Consider this slightly modified algorithm where I've added an "operation counter" t. This will be incremented every time we do a comparison or assignment.
1. ZeroSumPair(A[1..n]) // A[1..n] <-- sorted
2. l <- 1, r <- n
3. t <- 3 // 2 for first two assignments and 1 for initial while check
4. while(l < r)
5. t++ // 1 for initial while check
6. while(l < r or A[l] + A[r] > 0)
7. t++ // 1 for decrementing r
8. r--
9. t++ // 1 for following while check
10. t++ // 1 for if comparison
11. if(A[l] + A[r] = 0)
12. return true
13. t++ // 1 for incrementing l
14. l++
15. t++ // 1 for following while check
16. return false
This is a bit verbose, but it will work. Now we must simply prove that, at termination we have $t = O(n)$. We can do this inductively with a loop invariant.
Let's use the following loop invariant for the loop on line 4.
$$t = 3 + 4(l-1) + 2(n-r)$$
Base Case
Initially $t = 3$, $l = 1$, and $r = n$. Thus we have:
$$3 = 3 + 4(1 - 1) + 2(n - n) = 3$$
Inductive Case
Let $t'$, $l'$, and $r'$ be the values of $t$, $l$, and $r$ at the end of our previous iteration.
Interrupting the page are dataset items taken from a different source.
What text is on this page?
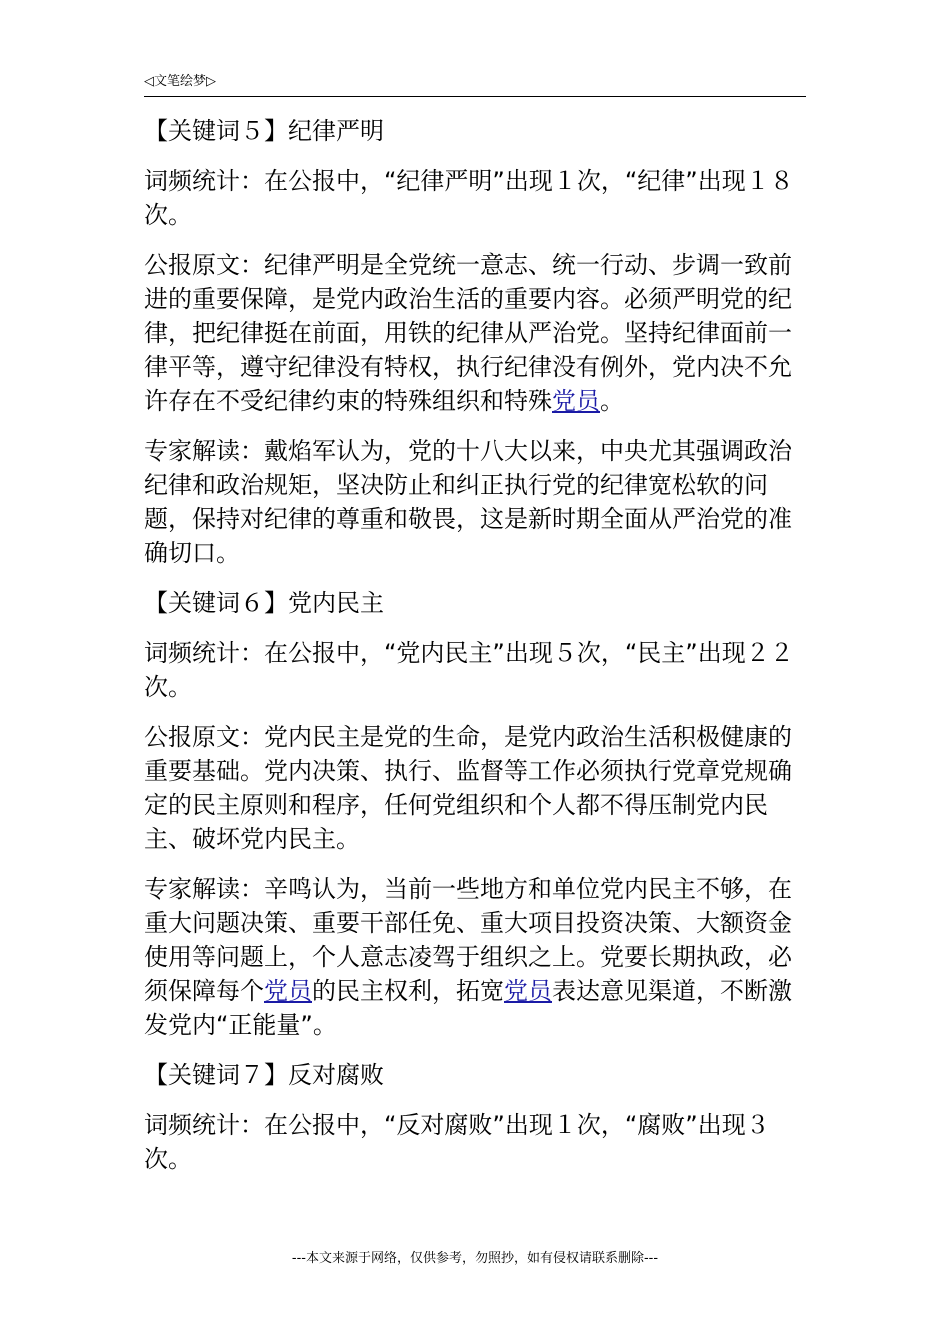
◁文笔绘梦▷

【关键词５】纪律严明

词频统计：在公报中，“纪律严明”出现１次，“纪律”出现１８次。

公报原文：纪律严明是全党统一意志、统一行动、步调一致前进的重要保障，是党内政治生活的重要内容。必须严明党的纪律，把纪律挺在前面，用铁的纪律从严治党。坚持纪律面前一律平等，遵守纪律没有特权，执行纪律没有例外，党内决不允许存在不受纪律约束的特殊组织和特殊党员。

专家解读：戴焰军认为，党的十八大以来，中央尤其强调政治纪律和政治规矩，坚决防止和纠正执行党的纪律宽松软的问题，保持对纪律的尊重和敬畏，这是新时期全面从严治党的准确切口。

【关键词６】党内民主

词频统计：在公报中，“党内民主”出现５次，“民主”出现２２次。

公报原文：党内民主是党的生命，是党内政治生活积极健康的重要基础。党内决策、执行、监督等工作必须执行党章党规确定的民主原则和程序，任何党组织和个人都不得压制党内民主、破坏党内民主。

专家解读：辛鸣认为，当前一些地方和单位党内民主不够，在重大问题决策、重要干部任免、重大项目投资决策、大额资金使用等问题上，个人意志凌驾于组织之上。党要长期执政，必须保障每个党员的民主权利，拓宽党员表达意见渠道，不断激发党内“正能量”。

【关键词７】反对腐败

词频统计：在公报中，“反对腐败”出现１次，“腐败”出现３次。

---本文来源于网络，仅供参考，勿照抄，如有侵权请联系删除---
At the end of our current iteration we have $l = l' + 1$, $r = r' - k$ for some $k$, and $t = t' + 4 + 2k$. Thus we have:
$$\begin{align*}
t & = t' + 4 + 2k\\
& = 3 + 4(l' - 1) + 2(n - r') + 4 + 2k\\
& = 3 + 4(l - 2) + 2(n - (r + k)) + 4 + 2k\\
& = 3 + 4(l - 1) - 4 + 2(n - r) - 2k + 4 + 2k\\
& = 3 + 4(l - 1) + 2(n - r) & \square
\end{align*}$$
Thus, we can conclude the loop invariant holds. At the end of the loop (in the worst case) we have $l = r \leq n$. We then have:
$$\begin{align*}
t & = 3 + 4(l - 1) + 2(n - r)\\
& = 3 + 4l - 4 + 2n - 2l\\
& = 2(n + l) - 1\\
& \leq 2(n + n) - 1\\
& = 4n - 1\\
& = O(n) & \square
\end{align*}$$
Thus it is linear. There might be an easier way to do this, but this way makes sense to me pretty clearly.